Aromatherapy: Considerations in Aromatherapy

Consider the homecoming of a traveler, navigating the way through field and wood, headed toward the comfort of familiar sur-roundings andthe welcoming embrace of loved ones. As the road draws to an end, our traveler may arrive on the edge of a meadow that lies just outside the familiar family home. The soft scent of heather fills the nostrils and elates the heart with the certain knowledge that home is near. As the field fades in the distance by a steady gait, the aroma of spaghetti and Grandpa’s old world sauce fills the air. As the scent surrounds our traveler, the senses of comfort and well-being as well as the feelings of warmth and love swell up in the heart. This is the essence of the magick of scent.

While we readily understand the use of fragrance as an extension of herbal healing, the mental and spiritual effect of scents upon the human condition may seem a bit more elusive. But this elusive faculty is imperative to deriving the maximum benefit from aromatherapy. We have all seen, heard, or read about the patient who stops responding to treatment simply because he or she has lost the will to live. When dealing in the healing arts, we cannot divorce the act of healing the body from that of nurturing the mind and spirit. We cannot divorce the science or the art from the magick. They are all interrelated and interdependent. So while we may address the different applications of fragrance separately, we cannot view them as separate practices. They not only overlap but, in the hands of a competent scent mixologist, will enhance each other.

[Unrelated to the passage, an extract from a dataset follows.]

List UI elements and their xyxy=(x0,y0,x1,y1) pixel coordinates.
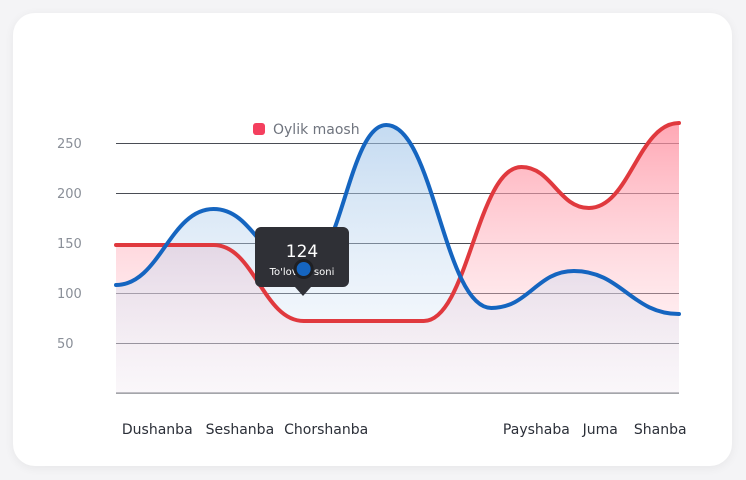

The actual functioning of a scent may vary in the way it works from one essential to another. Some scents create effects in their own right, while others function by association. Orange, for example, may create a mood of elation to relieve melancholy. This effect is inherent in the fragrance itself. Sandalwood, on the other hand, may be employed as something of an aphrodisiac. This effect is created, not by the fragrance in its own right, but by association. Its scent is not unlike that of a human sexual scent, or pheromone, being like that of alpha androsterole and, as such, has effects that parallel nature’s own scent of arousal.

Like these specific examples, there are associated values that are inherent within each fragrance. These are the virtues that have been pursued for centuries by the perfumer, the healer, the magician, and in our own age, the practicing aromatherapist.